Though the intent is to look at the broader impact Myers’ actions have had, the re-introduction of so many characters can’t help but feel like narrative padding, cool Easter Eggs to make up for the fact that Curtis spends most of the film bed-bound and with very little to do – though hey, Laurie Strode is a grandmother who has just survived multiple stab wounds. As much as it pains us to admit, she’s earned a break.
The second chapter of David Gordon Green’s rebooted trilogy serves as a functional and entertaining interlude between its predecessor and the upcoming finale, Halloween Ends. Halloween Kills may be a messy blend of too many elements but, considering its expected audience will be returning fans of the franchise, it offers enough to satisfy cinemagoers looking for an old-school slasher fix: what it lacks in narrative heft and cohesion, the film more than makes up for in its open-armed embrace of blood, tears, and knife-wielding rampages.
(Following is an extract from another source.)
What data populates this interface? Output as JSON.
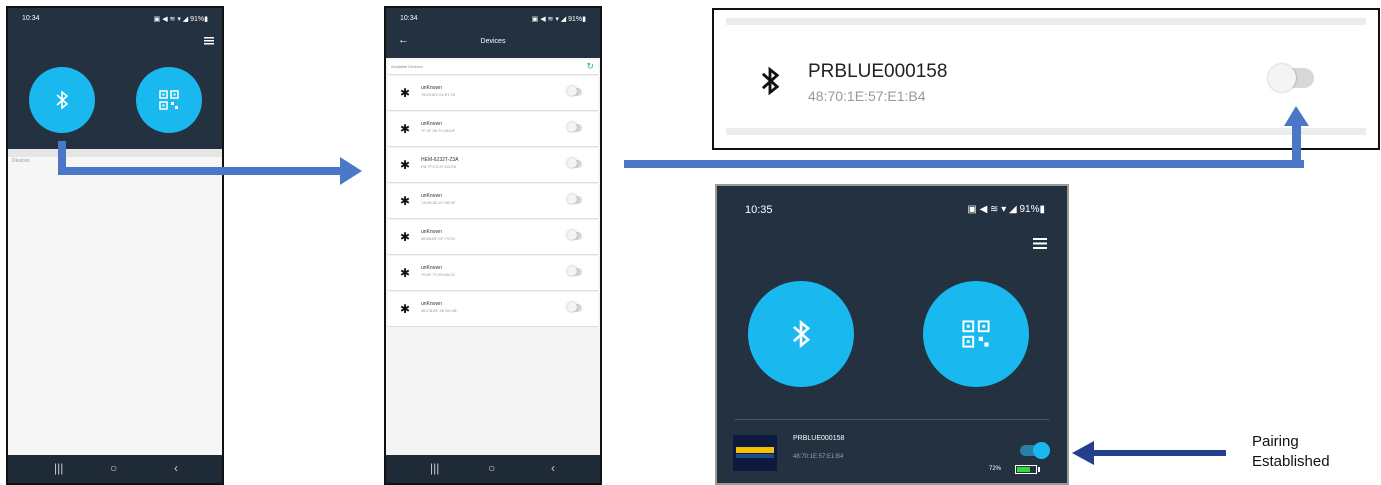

Which is good, because there’s amazingly little present-tense storytelling to sustain viewers. Between the narrative redundancies spent catching the rest of the town up on the night’s (read: 2018 Halloween’s) events or reintroducing old characters, and the many flashbacks to 1978, the story’s momentum is generated almost solely by Myers’ rapidly mounting body count (and goddamn, the man does not tire easy).
In all fairness, the flashbacks do make for very enjoyable viewing. Taking place right after the events of John Carpenter and Debra Hill’s Halloween, these scenes detail the events after Myers’ 1978 rampage (remember that, in Green’s canon, Halloween II should be entirely disregarded) in engrossing detail. Unfortunately though, this re-constructed timeline serves little purpose beyond offering up someone to blame for any and all post-’78 killings.
And so it goes for Halloween Kills’ apparent, loftier ambitions: the scenes where Haddonfield enacts its own mob justice are probably intended to make a point about the dangers of hive thinking and fear-based decision making, but it all seems – at best – cursory. In the end, the plot doesn’t really move along, the film’s greater message gets lost, and the characters don’t evolve; what Halloween Kills does offer is a bloody, creatively grisly series of murders, as well as the return of many established franchise characters and generous helpings of fanservice.
In essence, Green’s second instalment is an entertaining, effective block of filler between Halloween and Halloween Ends; fun to enjoy with liberal quantities of sweets one of these cold October nights.
Halloween Kills releases in cinemas from October 15th.